L'excavation de ces tombeaux abritant les sépultures de rois et d'officiels de la cour ne date que de quelques décennies, ce qui entraina le déplacement de nombreux bâtiments. Des dizaines de milliers d'objets aujourd'hui en partie exposés au musée national de la ville furent mis au jour par des équipes japonaises et coréennes.
La tombe de Hwangnamdaechong où furent découverts plus de 50 000 objets prouvant notamment des échanges importants entre la péninsule et l'Asie centrale. Cette tombe double témoigne de la présence de deux défunts unis : père et fil ou mari et femme.
Plus loin, se trouve Michu-Wangneung, 13ème roi sylla qui reigna de 260 à 284 il est connu pour avoir combattu à plusieurs reprises la dynastie rivale de Baekje
La tombe de Cheonmachong, "cheval celeste" roi inconnu des 5/6ème siècle permet de comprendre que ces vertes collines sont de savants empilages de pierres superbement impriquées tel un tetris géant très réussi. De la terre et de la boue homogénéisaient la silhouette du tumuli dont la surface était ensuite plantée de gazon. Au centre le corps du défunt et ses biens les plus précieux reposaient dans un espace délimité par de solides rondins de bois. Les originaux de la sépulture et les objets excavés sont au Musée notammemnt la fameuse couronne d'or de Cheonmachong. Le nom du tombeau proviendrait de la peinture d'un cheval blanc volant qui décorait une parure équestre en écorce de bouleau destiné à protéger un tapis de selle des éclaboussures.

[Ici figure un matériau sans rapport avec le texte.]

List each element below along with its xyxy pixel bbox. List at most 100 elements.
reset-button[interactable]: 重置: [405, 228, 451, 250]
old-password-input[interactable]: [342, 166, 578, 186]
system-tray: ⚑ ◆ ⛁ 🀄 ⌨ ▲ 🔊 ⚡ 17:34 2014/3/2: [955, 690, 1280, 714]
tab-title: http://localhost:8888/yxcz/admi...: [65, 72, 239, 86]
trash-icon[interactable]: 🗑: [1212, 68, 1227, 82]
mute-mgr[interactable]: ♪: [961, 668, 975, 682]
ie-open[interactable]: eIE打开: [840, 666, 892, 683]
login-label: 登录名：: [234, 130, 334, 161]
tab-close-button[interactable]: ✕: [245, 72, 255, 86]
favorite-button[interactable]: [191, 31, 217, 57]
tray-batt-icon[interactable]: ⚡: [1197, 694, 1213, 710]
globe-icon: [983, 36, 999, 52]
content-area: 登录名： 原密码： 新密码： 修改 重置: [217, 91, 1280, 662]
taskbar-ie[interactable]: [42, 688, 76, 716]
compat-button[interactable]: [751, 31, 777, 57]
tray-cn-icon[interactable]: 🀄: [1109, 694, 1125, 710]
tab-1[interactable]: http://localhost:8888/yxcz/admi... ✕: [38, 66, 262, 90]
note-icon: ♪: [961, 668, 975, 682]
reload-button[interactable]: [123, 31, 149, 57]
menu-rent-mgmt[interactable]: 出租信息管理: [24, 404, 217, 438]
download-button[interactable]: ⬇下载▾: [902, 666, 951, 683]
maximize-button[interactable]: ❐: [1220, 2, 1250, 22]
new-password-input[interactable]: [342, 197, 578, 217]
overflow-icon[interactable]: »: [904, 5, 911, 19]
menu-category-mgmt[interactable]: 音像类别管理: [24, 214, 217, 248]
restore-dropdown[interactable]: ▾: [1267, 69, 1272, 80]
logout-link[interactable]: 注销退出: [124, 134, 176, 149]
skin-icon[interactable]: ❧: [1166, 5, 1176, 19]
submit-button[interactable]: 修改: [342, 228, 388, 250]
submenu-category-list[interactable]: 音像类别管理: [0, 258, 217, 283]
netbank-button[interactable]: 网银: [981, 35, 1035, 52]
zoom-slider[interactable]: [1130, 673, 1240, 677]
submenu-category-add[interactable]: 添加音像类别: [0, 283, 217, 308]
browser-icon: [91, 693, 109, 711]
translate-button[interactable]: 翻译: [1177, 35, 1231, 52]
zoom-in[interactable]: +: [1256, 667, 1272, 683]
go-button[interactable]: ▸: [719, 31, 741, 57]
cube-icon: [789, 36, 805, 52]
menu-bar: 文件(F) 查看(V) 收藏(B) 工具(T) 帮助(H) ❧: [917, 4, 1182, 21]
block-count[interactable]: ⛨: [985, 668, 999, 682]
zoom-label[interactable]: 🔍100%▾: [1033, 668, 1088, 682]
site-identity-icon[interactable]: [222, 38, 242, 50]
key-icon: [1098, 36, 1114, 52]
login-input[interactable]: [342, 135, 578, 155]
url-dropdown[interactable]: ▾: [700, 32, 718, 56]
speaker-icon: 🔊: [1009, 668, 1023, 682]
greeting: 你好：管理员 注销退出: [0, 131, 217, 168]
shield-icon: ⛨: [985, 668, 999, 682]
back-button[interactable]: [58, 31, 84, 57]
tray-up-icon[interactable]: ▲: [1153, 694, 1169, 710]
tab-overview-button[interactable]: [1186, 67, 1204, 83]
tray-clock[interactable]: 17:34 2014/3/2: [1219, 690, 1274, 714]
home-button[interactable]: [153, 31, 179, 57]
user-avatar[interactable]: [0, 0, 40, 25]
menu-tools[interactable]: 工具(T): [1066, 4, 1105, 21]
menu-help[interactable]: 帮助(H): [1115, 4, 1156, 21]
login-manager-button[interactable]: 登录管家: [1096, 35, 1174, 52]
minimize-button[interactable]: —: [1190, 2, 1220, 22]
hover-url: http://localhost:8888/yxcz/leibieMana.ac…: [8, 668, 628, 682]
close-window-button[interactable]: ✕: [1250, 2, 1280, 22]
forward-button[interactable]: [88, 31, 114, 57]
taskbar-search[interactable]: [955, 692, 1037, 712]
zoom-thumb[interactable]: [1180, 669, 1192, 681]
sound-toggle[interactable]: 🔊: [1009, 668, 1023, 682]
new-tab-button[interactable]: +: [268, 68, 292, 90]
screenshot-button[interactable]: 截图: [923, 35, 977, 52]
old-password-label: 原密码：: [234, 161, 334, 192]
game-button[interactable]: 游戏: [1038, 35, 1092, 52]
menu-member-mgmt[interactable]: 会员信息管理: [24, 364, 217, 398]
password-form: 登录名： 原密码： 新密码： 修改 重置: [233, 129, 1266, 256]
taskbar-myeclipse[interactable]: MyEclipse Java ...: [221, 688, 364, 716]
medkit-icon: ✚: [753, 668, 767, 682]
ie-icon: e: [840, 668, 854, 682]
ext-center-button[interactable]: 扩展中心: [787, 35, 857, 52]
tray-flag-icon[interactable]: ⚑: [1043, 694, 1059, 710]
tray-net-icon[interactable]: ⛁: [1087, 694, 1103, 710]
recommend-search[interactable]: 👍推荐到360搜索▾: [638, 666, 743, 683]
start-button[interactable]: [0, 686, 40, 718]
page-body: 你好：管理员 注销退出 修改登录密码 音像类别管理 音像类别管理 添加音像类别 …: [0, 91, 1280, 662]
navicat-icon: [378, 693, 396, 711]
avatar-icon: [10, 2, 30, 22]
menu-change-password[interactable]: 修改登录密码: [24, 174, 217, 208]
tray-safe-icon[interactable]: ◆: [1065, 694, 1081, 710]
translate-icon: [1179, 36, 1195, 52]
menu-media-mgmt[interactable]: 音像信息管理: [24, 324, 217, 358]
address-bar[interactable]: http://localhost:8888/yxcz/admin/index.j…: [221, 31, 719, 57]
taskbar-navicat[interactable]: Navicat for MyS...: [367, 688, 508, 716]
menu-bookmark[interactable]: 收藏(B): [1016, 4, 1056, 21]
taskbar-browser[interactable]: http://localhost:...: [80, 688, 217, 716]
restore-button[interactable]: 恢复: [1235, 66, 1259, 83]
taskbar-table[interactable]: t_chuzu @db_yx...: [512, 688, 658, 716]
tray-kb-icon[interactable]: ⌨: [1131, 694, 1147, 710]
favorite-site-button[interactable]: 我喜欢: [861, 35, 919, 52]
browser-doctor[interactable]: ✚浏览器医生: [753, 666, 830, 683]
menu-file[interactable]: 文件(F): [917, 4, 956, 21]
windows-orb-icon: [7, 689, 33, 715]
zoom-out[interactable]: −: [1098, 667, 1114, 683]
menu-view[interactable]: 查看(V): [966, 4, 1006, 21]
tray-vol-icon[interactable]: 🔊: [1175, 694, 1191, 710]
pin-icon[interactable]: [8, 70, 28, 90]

Aucune barrière ne délimite ce petit parc regroupant ces tertres funéraires de belles dimensions mises au jour il y a quelques dizaines d'années. Les habitants circulent entre ces beaux tumuli des 4ème 6ème siècles en allant au bureau ou en rentrant du collège. Les pelouses soignées par les très effeicace employés municipaux inviente au repos, au pique-nique.
Côté Noseo-ri quelques arbres noueux, trapus qu'on devine magnifiquement enracinés mettent parfaitement en valeur les flancs de la plus haute tombe Bonghwandae ("colline du Phénix") d'une hauteur de 22m et d'une circonférence de 250m, elle est la deuxième plus grande tombe connue de la période Silla.
Dans les tombes voisines de Singnichong et Geumnyeongchong, sans doute celles de princes, de nombreux bijoux ont été découverrts. Leur structure intéreiure identique à celle de Bonghwandae laisse imaginer un lien fort entre ceux qui reposent sous ces différents tumuli.